Description
Experience the hearty and robust flavors of pasture-fed mutton shoulder—a culinary masterpiece that harmonizes ethical sourcing with exceptional taste. Our pasture-fed mutton shoulder, carefully sourced from mature sheep raised on open pastures, exemplifies our unwavering commitment to sustainable farming practices. Dive into the world of mutton shoulder and discover a unique, nutrient-rich cut that marries extraordinary flavor with environmental responsibility.

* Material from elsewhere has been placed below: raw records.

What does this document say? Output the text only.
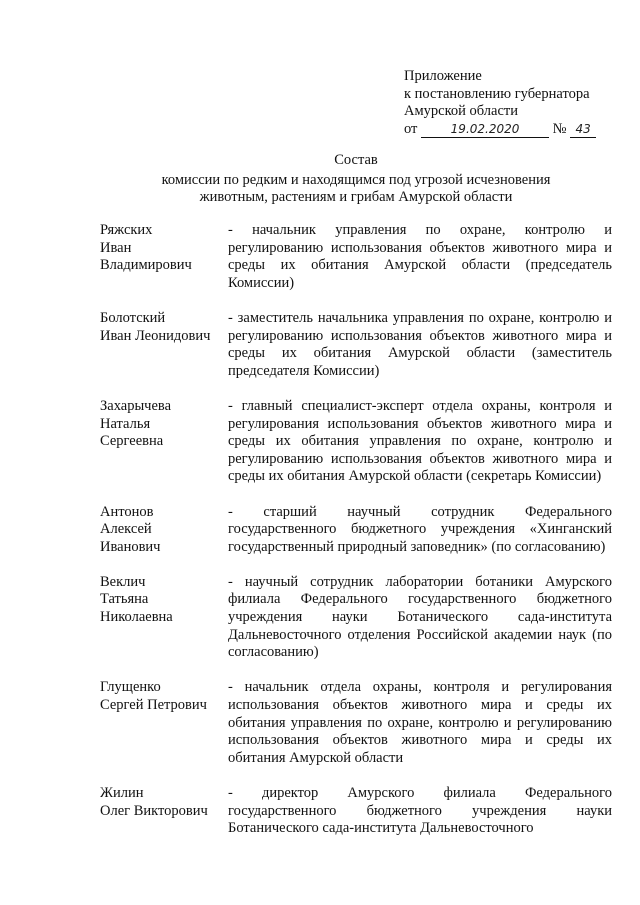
Приложение
к постановлению губернатора
Амурской области
от	19.02.2020 № 43
Состав
комиссии по редким и находящимся под угрозой исчезновения
животным, растениям и грибам Амурской области
Ряжских
Иван
Владимирович
- начальник управления по охране, контролю и регулированию использования объектов животного мира и среды их обитания Амурской области (председатель Комиссии)
Болотский
Иван Леонидович
- заместитель начальника управления по охране, контролю и регулированию использования объектов животного мира и среды их обитания Амурской области (заместитель председателя Комиссии)
Захарычева
Наталья
Сергеевна
- главный специалист-эксперт отдела охраны, контроля и регулирования использования объектов животного мира и среды их обитания управления по охране, контролю и регулированию использования объектов животного мира и среды их обитания Амурской области (секретарь Комиссии)
Антонов
Алексей
Иванович
- старший научный сотрудник Федерального государственного бюджетного учреждения «Хинганский государственный природный заповедник» (по согласованию)
Веклич
Татьяна
Николаевна
- научный сотрудник лаборатории ботаники Амурского филиала Федерального государственного бюджетного учреждения науки Ботанического сада-института Дальневосточного отделения Российской академии наук (по согласованию)
Глущенко
Сергей Петрович
- начальник отдела охраны, контроля и регулирования использования объектов животного мира и среды их обитания управления по охране, контролю и регулированию использования объектов животного мира и среды их обитания Амурской области
Жилин
Олег Викторович
- директор Амурского филиала Федерального государственного бюджетного учреждения науки Ботанического сада-института Дальневосточного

Recipe: Slow-Roasted Pasture-Fed Mutton Shoulder with Garlic and Herbs
Ingredients:
For the Mutton Shoulder:
- 1 mutton shoulder (about 4-5 pounds)
- 8 cloves garlic, sliced
- 2 sprigs fresh rosemary
- 2 sprigs fresh thyme
- 2 sprigs fresh oregano
- 2 tablespoons olive oil
- Salt and black pepper, to taste
- 1 cup red wine (for roasting)
For the Roasting Pan:
- 2 onions, roughly chopped
- 2 carrots, roughly chopped
- 2 celery stalks, roughly chopped
- 1 cup beef or vegetable broth
Instructions:
For Preparing the Mutton Shoulder:
- Preheat your oven to 325°F (163°C).
- Make small incisions all over the pasture-fed mutton shoulder using a sharp knife.

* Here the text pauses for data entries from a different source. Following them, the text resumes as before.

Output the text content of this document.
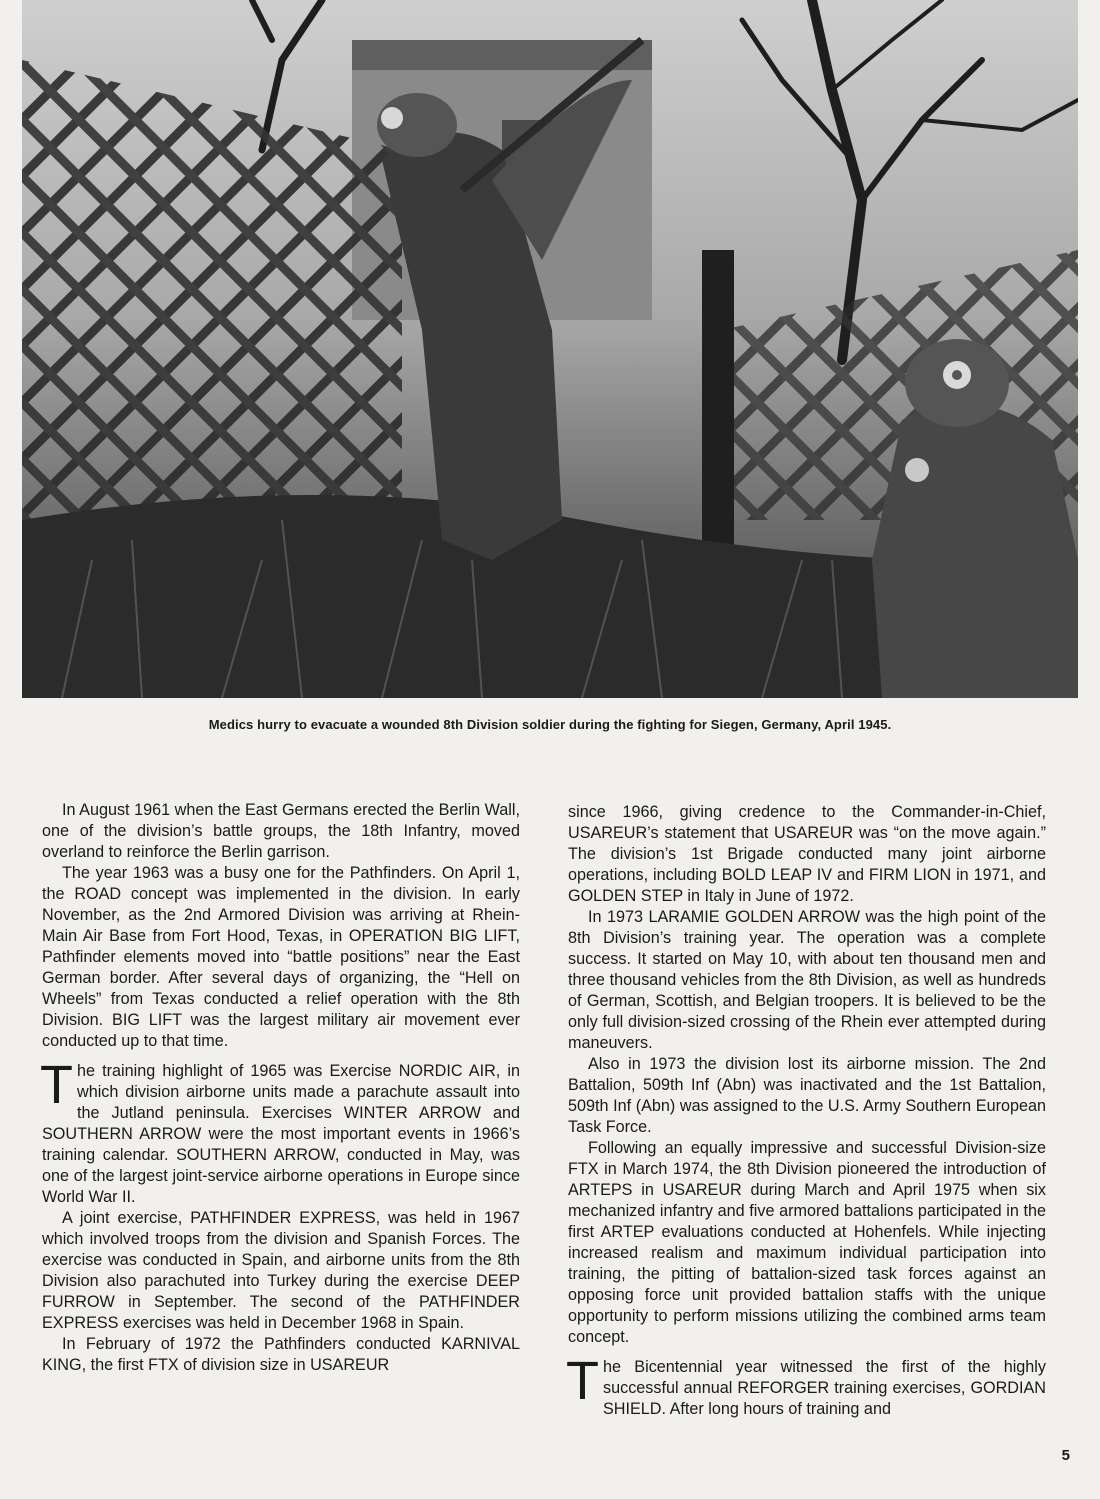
Medics hurry to evacuate a wounded 8th Division soldier during the fighting for Siegen, Germany, April 1945.

In August 1961 when the East Germans erected the Berlin Wall, one of the division’s battle groups, the 18th Infantry, moved overland to reinforce the Berlin garrison.

The year 1963 was a busy one for the Pathfinders. On April 1, the ROAD concept was implemented in the division. In early November, as the 2nd Armored Division was arriving at Rhein-Main Air Base from Fort Hood, Texas, in OPERATION BIG LIFT, Pathfinder elements moved into “battle positions” near the East German border. After several days of organizing, the “Hell on Wheels” from Texas conducted a relief operation with the 8th Division. BIG LIFT was the largest military air movement ever conducted up to that time.

The training highlight of 1965 was Exercise NORDIC AIR, in which division airborne units made a parachute assault into the Jutland peninsula. Exercises WINTER ARROW and SOUTHERN ARROW were the most important events in 1966’s training calendar. SOUTHERN ARROW, conducted in May, was one of the largest joint-service airborne operations in Europe since World War II.

A joint exercise, PATHFINDER EXPRESS, was held in 1967 which involved troops from the division and Spanish Forces. The exercise was conducted in Spain, and airborne units from the 8th Division also parachuted into Turkey during the exercise DEEP FURROW in September. The second of the PATHFINDER EXPRESS exercises was held in December 1968 in Spain.

In February of 1972 the Pathfinders conducted KARNIVAL KING, the first FTX of division size in USAREUR

since 1966, giving credence to the Commander-in-Chief, USAREUR’s statement that USAREUR was “on the move again.” The division’s 1st Brigade conducted many joint airborne operations, including BOLD LEAP IV and FIRM LION in 1971, and GOLDEN STEP in Italy in June of 1972.

In 1973 LARAMIE GOLDEN ARROW was the high point of the 8th Division’s training year. The operation was a complete success. It started on May 10, with about ten thousand men and three thousand vehicles from the 8th Division, as well as hundreds of German, Scottish, and Belgian troopers. It is believed to be the only full division-sized crossing of the Rhein ever attempted during maneuvers.

Also in 1973 the division lost its airborne mission. The 2nd Battalion, 509th Inf (Abn) was inactivated and the 1st Battalion, 509th Inf (Abn) was assigned to the U.S. Army Southern European Task Force.

Following an equally impressive and successful Division-size FTX in March 1974, the 8th Division pioneered the introduction of ARTEPS in USAREUR during March and April 1975 when six mechanized infantry and five armored battalions participated in the first ARTEP evaluations conducted at Hohenfels. While injecting increased realism and maximum individual participation into training, the pitting of battalion-sized task forces against an opposing force unit provided battalion staffs with the unique opportunity to perform missions utilizing the combined arms team concept.

The Bicentennial year witnessed the first of the highly successful annual REFORGER training exercises, GORDIAN SHIELD. After long hours of training and

5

- Insert slices of garlic, sprigs of fresh rosemary, thyme, and oregano into the incisions.
- Rub the mutton shoulder with olive oil and season generously with salt and black pepper.
For Roasting:
- In a roasting pan, scatter the roughly chopped onions, carrots, and celery.

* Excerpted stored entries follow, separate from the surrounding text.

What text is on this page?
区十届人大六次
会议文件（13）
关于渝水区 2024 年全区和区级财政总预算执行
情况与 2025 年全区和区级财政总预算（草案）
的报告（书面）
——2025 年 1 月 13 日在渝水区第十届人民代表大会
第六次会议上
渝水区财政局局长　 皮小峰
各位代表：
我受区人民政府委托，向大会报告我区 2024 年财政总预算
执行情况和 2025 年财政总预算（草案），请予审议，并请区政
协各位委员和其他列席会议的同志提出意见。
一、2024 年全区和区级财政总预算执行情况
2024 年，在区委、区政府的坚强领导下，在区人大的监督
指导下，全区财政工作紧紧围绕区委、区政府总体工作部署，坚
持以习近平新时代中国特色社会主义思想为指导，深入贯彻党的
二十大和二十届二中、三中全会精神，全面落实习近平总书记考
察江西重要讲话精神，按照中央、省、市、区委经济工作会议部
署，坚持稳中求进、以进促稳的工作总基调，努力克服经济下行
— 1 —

- Place the prepared pasture-fed mutton shoulder on top of the vegetables.
- Pour the red wine and beef or vegetable broth into the pan.
- Cover the roasting pan tightly with aluminum foil.
- Roast the mutton shoulder in the preheated oven for 4-5 hours or until the meat is tender and easily falls off the bone.
- After the initial roasting time, remove the foil and continue roasting for an additional 30 minutes to allow the shoulder to develop a beautiful golden crust.
- Remove the mutton shoulder from the oven and let it rest for about 15 minutes.
- Carve the slow-roasted mutton shoulder into slices, serving it with the flavorful pan juices and roasted vegetables.